Simplicity, Simplicity, Simplicity: Thinking of Walden Pond

Simplicity, Simplicity, Simplicity: Thinking of Walden Pond August 9, 2012

“I went to the woods because I wished to live deliberately, to front only the essential facts of life, and see if I could not learn what it had to teach, and not, when I came to die, discover that I had not lived. I did not wish to live what was not life, living is so dear; nor did I wish to practice resignation, unless it was quite necessary. I wanted to live deep and suck out all the marrow of life, to live so sturdily and Spartan-like as to put to rout all that was not life, to cut a broad swath and shave close, to drive life into a corner, and reduce it to its lowest terms, and, if it proved to be mean, why then to get the whole and genuine meanness of it, and publish its meanness to the world; or if it were sublime, to know it by experience, and be able to give a true account of it in my next excursion.”

Henry David Thoreau’s American spiritual masterpiece Walden; Or, Life in the Woods was published on this day in 1854.

While there are some who make light of the fact during his sojourn he was never far from home and frequently had dinner at his Mother’s, there is in this book something compelling and powerful, an American Taoism, if you will.

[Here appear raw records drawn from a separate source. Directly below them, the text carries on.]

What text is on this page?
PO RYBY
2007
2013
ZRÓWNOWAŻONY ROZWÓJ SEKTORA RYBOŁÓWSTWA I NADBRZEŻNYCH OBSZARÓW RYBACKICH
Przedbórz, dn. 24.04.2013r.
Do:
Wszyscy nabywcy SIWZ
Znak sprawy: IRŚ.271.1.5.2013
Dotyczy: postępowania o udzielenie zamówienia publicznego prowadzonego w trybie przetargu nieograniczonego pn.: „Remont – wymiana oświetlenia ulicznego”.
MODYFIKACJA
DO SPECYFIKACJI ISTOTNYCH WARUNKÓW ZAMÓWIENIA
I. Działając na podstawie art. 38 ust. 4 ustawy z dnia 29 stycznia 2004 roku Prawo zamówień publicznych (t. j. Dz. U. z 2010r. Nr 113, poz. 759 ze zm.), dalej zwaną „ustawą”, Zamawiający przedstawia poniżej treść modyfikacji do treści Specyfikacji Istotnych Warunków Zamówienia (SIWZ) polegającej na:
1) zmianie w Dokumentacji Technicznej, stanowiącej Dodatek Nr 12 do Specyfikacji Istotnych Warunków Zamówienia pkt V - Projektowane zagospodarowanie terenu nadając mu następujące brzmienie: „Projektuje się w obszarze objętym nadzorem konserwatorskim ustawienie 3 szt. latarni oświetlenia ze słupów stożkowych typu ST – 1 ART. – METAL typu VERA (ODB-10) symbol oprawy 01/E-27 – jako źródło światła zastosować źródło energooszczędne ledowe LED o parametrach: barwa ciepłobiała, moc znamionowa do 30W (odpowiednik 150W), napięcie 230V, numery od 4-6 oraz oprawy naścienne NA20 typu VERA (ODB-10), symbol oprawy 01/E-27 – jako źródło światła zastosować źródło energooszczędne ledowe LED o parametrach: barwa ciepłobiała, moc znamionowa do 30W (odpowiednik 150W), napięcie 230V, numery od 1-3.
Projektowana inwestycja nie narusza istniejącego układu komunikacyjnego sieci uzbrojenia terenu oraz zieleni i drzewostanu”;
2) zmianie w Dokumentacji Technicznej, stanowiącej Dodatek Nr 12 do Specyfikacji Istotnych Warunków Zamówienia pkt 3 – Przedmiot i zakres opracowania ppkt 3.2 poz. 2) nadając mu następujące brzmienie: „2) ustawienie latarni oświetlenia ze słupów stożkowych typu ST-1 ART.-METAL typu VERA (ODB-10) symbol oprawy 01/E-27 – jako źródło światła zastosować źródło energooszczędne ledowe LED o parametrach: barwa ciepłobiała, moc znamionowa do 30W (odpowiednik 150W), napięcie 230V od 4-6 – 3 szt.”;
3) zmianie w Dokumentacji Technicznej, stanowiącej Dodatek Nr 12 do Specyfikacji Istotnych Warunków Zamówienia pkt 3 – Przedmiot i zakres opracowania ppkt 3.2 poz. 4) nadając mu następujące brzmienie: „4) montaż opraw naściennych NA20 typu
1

And, without a doubt, an influence in the lives of many spiritual seekers in the years to follow. Me, among them.

A fair number of his readers would go on to find the Buddhadharma. Me, among them.

These days not a year goes by without my making a small personal pilgrimage to Walden’s pond, circumambulating it, stopping to add a small pebble to the cairn near the site where his shack stood.

Sometimes I burn a small stick of incense there, and wish good travels for this pilgrim on his way.